Nach einem Bericht des Nachrichtenmagazins "Focus" hat der Vorstandsvorsitzende von Mobilcom, Gerhard Schmid, einen Zivilprozess in Millionenhöhe verloren. Er soll beim Kauf des EDV- und Datendienstleisters Topnet im Jahr 1998 den vorherigen Eigner um mehr als 6 Mill. DM geprellt haben, berichtete das Magazin in seiner aktuellen Ausgabe. Der Fall sei mittlerweile auch Gegenstand einer Betrugsanzeige gegen Schmid geworden.

Urteil nicht in den Kurs eingeflossen

"Das Urteil hat sich noch nicht belastend ausgewirkt", sagte Marius Hoerner, Analyst bei Lang & Schwarz. Wahrscheinlich hätten noch nicht so viele den Bericht gelesen. Auf alle Fälle sei Mobilcom heute aber "betrachtungswürdig".

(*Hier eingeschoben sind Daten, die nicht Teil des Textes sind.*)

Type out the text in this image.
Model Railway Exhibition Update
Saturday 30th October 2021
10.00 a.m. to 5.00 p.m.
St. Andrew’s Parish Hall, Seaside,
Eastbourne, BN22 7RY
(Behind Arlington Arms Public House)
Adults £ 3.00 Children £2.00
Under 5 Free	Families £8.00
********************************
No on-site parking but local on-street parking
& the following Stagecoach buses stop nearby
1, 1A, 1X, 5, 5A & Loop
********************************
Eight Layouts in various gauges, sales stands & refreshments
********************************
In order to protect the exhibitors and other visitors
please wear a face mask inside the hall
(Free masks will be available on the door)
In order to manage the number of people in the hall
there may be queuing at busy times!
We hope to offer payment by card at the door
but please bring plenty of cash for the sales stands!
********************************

Insgesamt gesehen habe sich Mobilcom "nicht schlecht entwickelt". Die ersten so genannten UMTS-Turbulenzen, die Mitte Oktober zum Tragen kamen, habe der Wert überstanden. Natürlich habe Mobilcom Einbußen hinnehmen müssen, aber das Papier "hat seine Bodenbildung gesehen". Allerdings könne sich natürlich die Nachricht über den Vorstandsvorsitzenden negativ auswirken, sagte Hoerner. Nach wie vor reagiere der Markt sehr nervös.